Lacombe M
Presse Med. 1984 Nov 10;13(40):2425-8.
Thirteen patients were operated on for acute obstruction of the main renal artery (17 kidneys at risk). The operation took place 18 hours to 36 days after the onset of the obstruction. Three nephrectomies were necessary, revascularization was possible in all other cases. Postoperative mortality rate was 15,4%, kidney salvage rate was 64,5%. The function of preserved kidneys was constantly satisfactory.
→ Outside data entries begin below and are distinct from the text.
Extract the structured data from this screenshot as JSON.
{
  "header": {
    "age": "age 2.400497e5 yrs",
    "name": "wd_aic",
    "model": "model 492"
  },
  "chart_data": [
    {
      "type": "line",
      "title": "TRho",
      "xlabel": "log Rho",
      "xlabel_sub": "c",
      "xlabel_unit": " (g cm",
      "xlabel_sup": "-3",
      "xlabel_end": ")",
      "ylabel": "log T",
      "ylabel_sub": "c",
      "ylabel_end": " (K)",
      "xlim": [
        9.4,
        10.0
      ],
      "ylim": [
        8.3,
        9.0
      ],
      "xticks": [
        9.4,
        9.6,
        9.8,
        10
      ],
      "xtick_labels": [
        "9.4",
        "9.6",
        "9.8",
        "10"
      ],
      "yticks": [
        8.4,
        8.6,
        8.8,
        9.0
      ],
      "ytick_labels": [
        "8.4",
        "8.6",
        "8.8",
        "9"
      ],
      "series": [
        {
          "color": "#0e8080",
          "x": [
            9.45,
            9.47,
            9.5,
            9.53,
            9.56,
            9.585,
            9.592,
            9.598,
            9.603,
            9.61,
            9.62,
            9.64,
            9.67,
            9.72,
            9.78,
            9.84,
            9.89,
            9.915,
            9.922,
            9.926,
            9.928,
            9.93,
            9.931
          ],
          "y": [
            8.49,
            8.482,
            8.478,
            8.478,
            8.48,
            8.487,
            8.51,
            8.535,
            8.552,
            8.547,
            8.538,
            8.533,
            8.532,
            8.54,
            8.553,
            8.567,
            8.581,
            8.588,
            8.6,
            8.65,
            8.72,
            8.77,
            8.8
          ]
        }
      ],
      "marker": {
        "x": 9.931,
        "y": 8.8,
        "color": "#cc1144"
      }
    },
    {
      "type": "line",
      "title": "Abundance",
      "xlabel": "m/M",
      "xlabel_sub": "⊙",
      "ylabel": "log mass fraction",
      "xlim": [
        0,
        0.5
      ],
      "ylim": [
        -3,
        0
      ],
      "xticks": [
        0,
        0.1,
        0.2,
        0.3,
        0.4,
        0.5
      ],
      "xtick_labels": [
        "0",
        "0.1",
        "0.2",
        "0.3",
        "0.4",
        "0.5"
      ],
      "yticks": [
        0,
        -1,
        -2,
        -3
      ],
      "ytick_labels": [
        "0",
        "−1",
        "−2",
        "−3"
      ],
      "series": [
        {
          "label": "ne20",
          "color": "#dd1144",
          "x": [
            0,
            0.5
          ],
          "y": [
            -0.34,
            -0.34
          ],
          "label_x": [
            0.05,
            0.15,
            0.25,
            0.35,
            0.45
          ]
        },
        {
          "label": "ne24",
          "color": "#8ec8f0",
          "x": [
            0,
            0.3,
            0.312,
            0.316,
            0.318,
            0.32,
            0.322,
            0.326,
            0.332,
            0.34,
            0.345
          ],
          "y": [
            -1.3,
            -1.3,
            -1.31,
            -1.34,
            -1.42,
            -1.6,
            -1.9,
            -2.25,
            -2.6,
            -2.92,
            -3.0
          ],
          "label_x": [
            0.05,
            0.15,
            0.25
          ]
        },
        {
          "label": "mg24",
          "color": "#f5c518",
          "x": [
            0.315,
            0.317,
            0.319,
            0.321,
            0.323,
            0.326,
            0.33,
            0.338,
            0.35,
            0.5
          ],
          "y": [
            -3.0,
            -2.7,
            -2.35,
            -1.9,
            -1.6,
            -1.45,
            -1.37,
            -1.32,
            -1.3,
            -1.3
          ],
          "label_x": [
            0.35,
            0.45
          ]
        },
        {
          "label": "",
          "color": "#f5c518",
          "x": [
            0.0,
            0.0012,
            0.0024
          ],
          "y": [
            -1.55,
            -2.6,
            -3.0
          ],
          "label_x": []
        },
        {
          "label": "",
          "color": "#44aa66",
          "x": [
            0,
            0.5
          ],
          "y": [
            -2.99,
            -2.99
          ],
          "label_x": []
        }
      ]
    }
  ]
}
This surgical experience has led us to the following conclusions: acute obstruction of a main renal artery does not necessarily cause renal infarction; viability of the kidney can be maintained over long periods of time thanks to the collateral circulation; neither a functional arrest of the kidney, nor the duration of obstruction must be regarded as signs of renal infarction; no investigation can provide information as to the exact condition of the kidney before surgery; apart from critically ill patients or segmental renal obstruction, treatment should be surgical, irrespective of the time elapsed since onset.
13例患者因主肾动脉急性梗阻接受手术治疗(17个肾脏面临风险)。手术在梗阻发生后18小时至36天进行。3例需要进行肾切除术,其他所有病例均可行血管重建术。术后死亡率为15.4%,肾脏挽救率为64.5%。保留肾脏的功能一直令人满意。这一手术经验使我们得出以下结论:主肾动脉急性梗阻不一定会导致肾梗死;由于侧支循环,肾脏的活力可在很长一段时间内得以维持;肾脏的功能停止以及梗阻持续时间均不应被视为肾梗死的征象;术前没有任何检查能够提供肾脏确切状况的信息;除危重症患者或节段性肾梗阻外,无论梗阻发生后经过了多长时间,均应采取手术治疗。